# Thread: order t (mod p)

1. ## order t (mod p)

If $\displaystyle a,$ a not equal to 1 has $\displaystyle order t (mod p)$,
show that
$\displaystyle a^(t-1) + a^(t-2) + .......+1=0 (mod p).$

2. $\displaystyle a^t \equiv 1 \pmod{p} \Leftrightarrow a^t - 1 \equiv 0 \pmod{p}$

Can you factorise $\displaystyle a^t - 1$?

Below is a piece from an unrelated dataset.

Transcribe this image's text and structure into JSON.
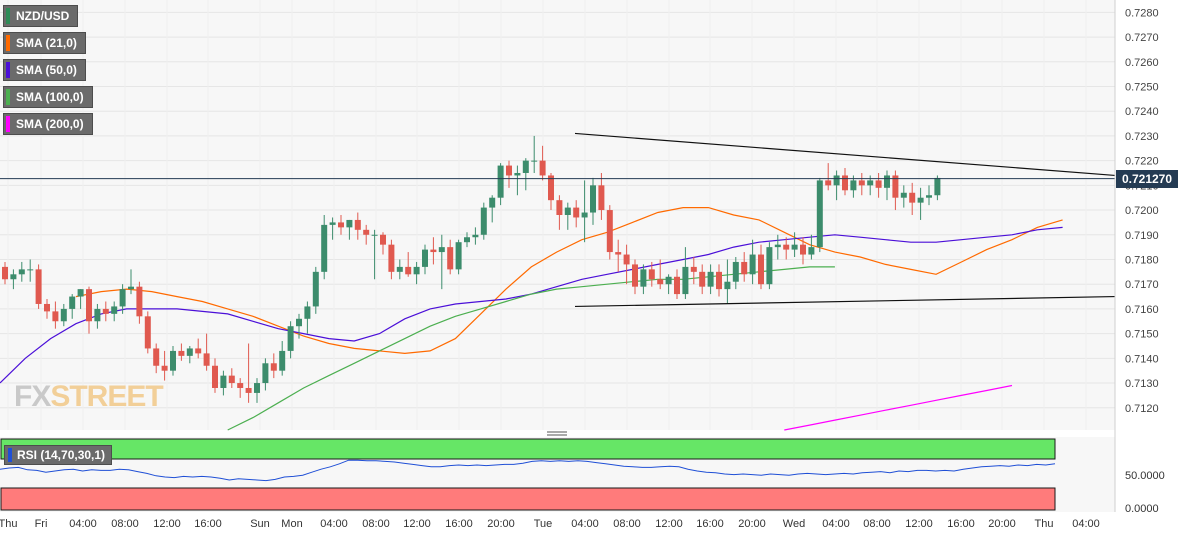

3. Originally Posted by SimonM
$\displaystyle a^t \equiv 1 \pmod{p} \Leftrightarrow a^t - 1 \equiv 0 \pmod{p}$

Can you factorise $\displaystyle a^t - 1$?

I don't know.
Do you think that's how it works?

4. Originally Posted by SimonM
$\displaystyle a^t \equiv 1 \pmod{p} \Leftrightarrow a^t - 1 \equiv 0 \pmod{p}$

Can you factorise $\displaystyle a^t - 1$?
Originally Posted by Sally_Math
I don't know.
Do you think that's how it works?
SimonM gave you basically the solution, if you factorize $\displaystyle a^t - 1$ you get $\displaystyle (a-1)(a^{t-1}+a^{t-2}+...+a+1)\equiv 0(\bmod p)$. Since $\displaystyle a-1\not \equiv 0(\bmod p)$ (unless $\displaystyle t=1$, but ignore that case) it means $\displaystyle a^{t-1} + ... + a + 1\equiv 0(\bmod p)$.